The Enbarr (Énbarr) or Aonbharr of Manannán (Aonbharr Mhanannáin) is a horse in the Irish Mythological Cycle which could traverse both land and sea, swifter than wind-speed.

The horse was the property of the sea-god Manannan mac Lir, but provided to Lugh Lamh-fada (Luġ Lámhfhada) to use at his disposal. In the story Oidheadh Chloinne Tuireann ("The Fate of the Children of Tuireann"), Lugh refused to lend it to the sons of Tuireann, but was then forced to lend the self-navigating boat Sguaba Tuinne (Wave-sweeper) instead.

==Forms==
Aenbharr or Aonbharr (Aonbarr) occur in Oidheadh Chloinne Tuireann.

In P.W. Joyce's retelling the horse is also called Enbarr of the Flowing Mane. The forms Énbarr, Enbhárr are given by James Mackillop's dictionary.

==Etymology==
The meaning of this name has been variously defined.

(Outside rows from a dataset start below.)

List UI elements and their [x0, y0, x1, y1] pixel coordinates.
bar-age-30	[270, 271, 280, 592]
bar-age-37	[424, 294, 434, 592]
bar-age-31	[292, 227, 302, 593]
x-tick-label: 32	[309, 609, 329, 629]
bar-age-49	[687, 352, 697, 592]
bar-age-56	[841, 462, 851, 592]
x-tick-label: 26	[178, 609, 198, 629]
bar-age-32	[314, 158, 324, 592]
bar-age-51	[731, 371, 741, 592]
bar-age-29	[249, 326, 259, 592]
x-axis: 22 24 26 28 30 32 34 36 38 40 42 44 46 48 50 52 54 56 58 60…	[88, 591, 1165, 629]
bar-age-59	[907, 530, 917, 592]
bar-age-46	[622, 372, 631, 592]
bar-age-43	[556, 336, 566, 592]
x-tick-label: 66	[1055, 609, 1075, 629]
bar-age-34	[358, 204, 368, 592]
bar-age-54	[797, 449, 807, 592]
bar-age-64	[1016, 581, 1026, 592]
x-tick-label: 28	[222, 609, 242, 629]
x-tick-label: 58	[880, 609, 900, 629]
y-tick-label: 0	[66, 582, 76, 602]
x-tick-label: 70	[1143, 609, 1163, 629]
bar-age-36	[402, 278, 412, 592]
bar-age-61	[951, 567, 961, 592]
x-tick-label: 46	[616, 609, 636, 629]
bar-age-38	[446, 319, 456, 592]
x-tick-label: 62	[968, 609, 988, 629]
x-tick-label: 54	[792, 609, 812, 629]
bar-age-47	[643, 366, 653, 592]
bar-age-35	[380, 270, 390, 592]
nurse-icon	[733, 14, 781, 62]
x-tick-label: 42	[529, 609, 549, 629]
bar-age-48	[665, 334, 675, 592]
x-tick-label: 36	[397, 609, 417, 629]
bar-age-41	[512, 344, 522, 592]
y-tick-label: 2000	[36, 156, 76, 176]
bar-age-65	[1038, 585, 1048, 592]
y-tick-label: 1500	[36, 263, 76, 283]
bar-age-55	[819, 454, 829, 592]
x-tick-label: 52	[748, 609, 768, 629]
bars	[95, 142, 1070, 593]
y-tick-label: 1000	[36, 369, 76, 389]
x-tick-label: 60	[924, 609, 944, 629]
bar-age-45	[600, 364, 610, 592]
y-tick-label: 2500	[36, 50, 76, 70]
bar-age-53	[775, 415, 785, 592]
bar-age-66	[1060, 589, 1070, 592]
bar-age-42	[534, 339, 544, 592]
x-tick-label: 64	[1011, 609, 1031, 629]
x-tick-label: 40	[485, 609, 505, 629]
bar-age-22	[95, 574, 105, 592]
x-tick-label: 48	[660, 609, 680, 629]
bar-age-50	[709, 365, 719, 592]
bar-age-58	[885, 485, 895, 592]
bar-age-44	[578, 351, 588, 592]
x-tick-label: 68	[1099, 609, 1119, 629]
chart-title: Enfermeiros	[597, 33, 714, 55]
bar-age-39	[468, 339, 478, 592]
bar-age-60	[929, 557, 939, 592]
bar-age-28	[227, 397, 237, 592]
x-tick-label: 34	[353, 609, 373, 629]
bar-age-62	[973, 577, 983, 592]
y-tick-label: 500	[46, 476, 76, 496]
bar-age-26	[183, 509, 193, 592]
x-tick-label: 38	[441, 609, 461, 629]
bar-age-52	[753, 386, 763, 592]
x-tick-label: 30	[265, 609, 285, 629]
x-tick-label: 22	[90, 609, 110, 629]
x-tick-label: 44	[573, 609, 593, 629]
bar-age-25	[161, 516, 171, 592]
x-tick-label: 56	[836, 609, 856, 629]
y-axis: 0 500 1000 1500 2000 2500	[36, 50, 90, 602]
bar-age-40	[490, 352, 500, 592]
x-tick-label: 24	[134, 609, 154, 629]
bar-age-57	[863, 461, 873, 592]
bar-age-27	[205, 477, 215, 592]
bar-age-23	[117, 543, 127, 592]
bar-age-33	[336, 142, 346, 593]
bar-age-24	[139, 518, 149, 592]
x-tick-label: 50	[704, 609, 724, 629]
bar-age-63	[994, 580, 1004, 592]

As a common noun enbarr is defined as "froth" in the medieval Cormac's glossary. (Note: Deconstructed as: "én "water" + barr "cacumen, spuma".)

The modern Irish form Aonbharr is glossed as "One Mane" by O'Curry, (Note: Deconstructed as: aon "one" + barr "hair, tip, horse's mane" by O'Curry.) "the one or unrivaled mane" by O'Curry and O'Duffy, and "unique supremacy" by James Mackillop's dictionary.

Welsh scholar John Rhys thought the name meant "she had a bird's head", and evidently considered it a mare.

==In romance==
In the romance Oidheadh Chlainne Tuireann (OCT, The Fate of the Children of Tuireann), the Tuatha Dé Danann oppressed by tribute enforced by the Formorians gather an assembly on a hill, and Lugh arrives among an army of the "Fairy Cavalcade from the Land of Promise" (an Marcra Sidh ó Thir Tairrngire). Aonbharr of Manannán was the horse Lugh was riding. The horse was quicker than the "naked cold wind of spring", and could travel over land or sea with equal ease. It also had the property that whoever was mounted on its back could not be killed. And Lugh was dressed in various armor from the sea-god adding to his invulnerability. Note that in P. W. Joyce's retelling the fairy cavalcade appeared as "warriors, all mounted on white steeds", which suggests as embellishment that Lugh's horse was white also. (Note: It might also be noted that in The Voyage of Bran, Manannan is traveling over sea riding a chariot by glistening or shining sea-horses (gabra lir). But the sea-horses are only figurative phrasing for "crested waves" according to the DIL.)

Lugh refused to loan the horse to the sons of Tuireann, claiming that would be the loan of a loan, but in making this refusal, was later trapped into lending the self-navigating currach (coracle boat) called the "Besom of the Sea" (scuab tuinné), also called Sguaba Tuinne or Wave-sweeper.

== In popular culture ==
Enbarr appears in the 2013 video game, Final Fantasy XIV. Enbarr can be obtained through the extreme level on The Whorleater, as a random drop.

Enbarr appears as a minor character in the Nate Temple series by Shayne Silvers. He is the horse of Manannán mac Lir and is responsible for removing the main character, Quinn MacKenna, from the Otherworld and taking her to Fae.

Enbarr is the namesake of Enbarr Ltd, an Irish startup company that developed equine health management software, StablePro.

In the 2019 video game Fire Emblem: Three Houses, "Enbarr" is the name of the Imperial Capital of the Adrestian Empire.